Sacrifier toute vie privée au profit de la sécurité ?
Snowden se décrit lui-même comme satisfait de voir l’évolution de la situation, « car rien ne peut changer en un seul mois ». Il relève ainsi des signes montrant cette évolution, notamment au sein des tribunaux. La Cour suprême américaine s’interroge ainsi sur le bien fondé de ces programmes et sur le critère essentiel de la « proportionnalité » de ces plans de défense. D’autant que « chaque fois que ces programmes ont été révisés, on a pu voir que cela n’avait jamais empêché une attaque terroriste ». Il pose donc la question : « Veut-on sacrifier toute notre vie privée au profit de la sécurité, sans aucun rapport sur la manière dont tous ces programmes sont menés ? »

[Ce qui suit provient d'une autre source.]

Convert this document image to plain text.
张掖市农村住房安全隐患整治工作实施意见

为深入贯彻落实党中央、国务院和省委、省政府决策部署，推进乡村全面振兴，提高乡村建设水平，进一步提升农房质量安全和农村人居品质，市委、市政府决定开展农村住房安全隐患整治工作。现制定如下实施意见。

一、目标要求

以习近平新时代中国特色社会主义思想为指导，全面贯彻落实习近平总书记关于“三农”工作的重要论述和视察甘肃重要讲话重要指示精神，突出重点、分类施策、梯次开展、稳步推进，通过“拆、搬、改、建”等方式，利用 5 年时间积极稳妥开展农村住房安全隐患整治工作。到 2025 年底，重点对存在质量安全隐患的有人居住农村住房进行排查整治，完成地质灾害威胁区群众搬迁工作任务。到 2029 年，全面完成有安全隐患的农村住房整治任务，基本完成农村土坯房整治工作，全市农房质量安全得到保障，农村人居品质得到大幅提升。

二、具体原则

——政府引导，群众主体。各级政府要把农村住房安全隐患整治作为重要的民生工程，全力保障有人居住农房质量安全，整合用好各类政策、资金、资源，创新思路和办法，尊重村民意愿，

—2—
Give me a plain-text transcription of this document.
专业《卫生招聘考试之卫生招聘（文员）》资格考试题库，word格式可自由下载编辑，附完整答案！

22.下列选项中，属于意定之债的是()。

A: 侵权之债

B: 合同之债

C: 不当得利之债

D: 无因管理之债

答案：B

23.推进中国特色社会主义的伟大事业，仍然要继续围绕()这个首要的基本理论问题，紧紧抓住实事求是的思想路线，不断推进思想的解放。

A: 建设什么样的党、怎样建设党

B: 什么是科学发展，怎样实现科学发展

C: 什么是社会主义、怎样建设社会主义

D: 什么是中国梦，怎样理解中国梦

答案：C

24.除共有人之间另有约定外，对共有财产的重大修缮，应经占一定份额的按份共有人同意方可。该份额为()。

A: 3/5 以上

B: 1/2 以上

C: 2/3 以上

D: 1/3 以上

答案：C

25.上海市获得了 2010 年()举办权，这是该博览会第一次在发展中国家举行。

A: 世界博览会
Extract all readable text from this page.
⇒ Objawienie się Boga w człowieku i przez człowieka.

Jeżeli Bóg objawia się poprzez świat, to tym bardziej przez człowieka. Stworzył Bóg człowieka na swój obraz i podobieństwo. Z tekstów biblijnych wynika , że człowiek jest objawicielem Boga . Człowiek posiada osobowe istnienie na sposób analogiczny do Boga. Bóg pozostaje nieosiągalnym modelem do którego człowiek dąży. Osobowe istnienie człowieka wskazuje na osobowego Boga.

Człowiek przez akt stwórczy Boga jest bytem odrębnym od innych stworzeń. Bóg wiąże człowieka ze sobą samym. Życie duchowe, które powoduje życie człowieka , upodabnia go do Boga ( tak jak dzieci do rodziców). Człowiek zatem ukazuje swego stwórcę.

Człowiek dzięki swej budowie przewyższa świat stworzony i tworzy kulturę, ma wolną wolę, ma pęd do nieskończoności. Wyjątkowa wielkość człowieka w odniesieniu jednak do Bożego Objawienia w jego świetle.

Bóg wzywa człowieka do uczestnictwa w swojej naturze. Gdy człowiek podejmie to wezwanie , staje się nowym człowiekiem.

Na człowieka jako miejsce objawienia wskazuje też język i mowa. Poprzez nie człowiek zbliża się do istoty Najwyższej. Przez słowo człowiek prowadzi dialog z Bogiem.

Par ailleurs, ces programmes peuvent trop facilement être détournés de leur but premier. Il indique par exemple avoir vu comment cette surveillance peut être utilisée pour espionner une personne et la discréditer publiquement, via par exemple sa fréquentation de sites pornographiques. « Et lorsqu’on change le fonctionnement des agences de renseignement, sans aucune transparence, on aboutit à des situations où des individus innocents ont été traités de façon horrible ».
Prévenir le public, la clé du succès
Pour Snowden, la clé se situe dans le fait d’avertir la population pour qu’elle prenne conscience de ce qui est fait dans l’ombre. Il trace d’ailleurs un parallèle avec le récent rapport accablant du Sénat américain sur les méthodes de torture « renforcées » utilisées par la CIA sur une centaine de prisonniers au lendemain du 11 septembre : « La raison pour laquelle ce programme avait continué n’était pas parce que des officiers de la CIA ne savaient pas que c’était mauvais – ils savaient que c’était mal – mais parce que le public n’était pas au courant. Le programme ne s’est pas arrêté lorsque des protestations ont eu lieu en interne à la CIA, mais lorsque les journaux ont révélé au public ce qui a été fait, sans sa connaissance ».
Enfin, interrogé sur la situation française, Snowden a répondu qu’il n’avait « pas accès à des informations secrètes ». Il précise : « J’ai détruit toutes mes informations, à part celles qui ont été données aux journalistes. Donc je ne peux pas vous donner de scoop, c’est le rôle de la presse, pas le mien ». Il indique cependant que la « surveillance de masse se produit dans tous les pays qui ont les moyens d’avoir des agences de renseignement ». Et d’ajouter que Le Monde avait révélé qu’Orange fournissait des informations à la DGSE. La question est à nouveau posée : « Même si l’on obtient des informations dans un cas précis, cela justifie-t-il que l’on viole les droits d’une population entière ? C’est une question sérieuse à laquelle on n’a pas répondu en France. »
Pour Snowden, la conclusion est qu’il est nécessaire aujourd’hui de mettre en place des normes internationales en matière de surveillance. Actuellement, lorsque l’on découvre qu’un pays s’en est pris à un autre via l’espionnage de ses télécommunications, il n’existe en effet aucun recourt légal : tout est géré par la diplomatie. Il est donc temps selon lui que la société civile récupère la gestion de ces affaires.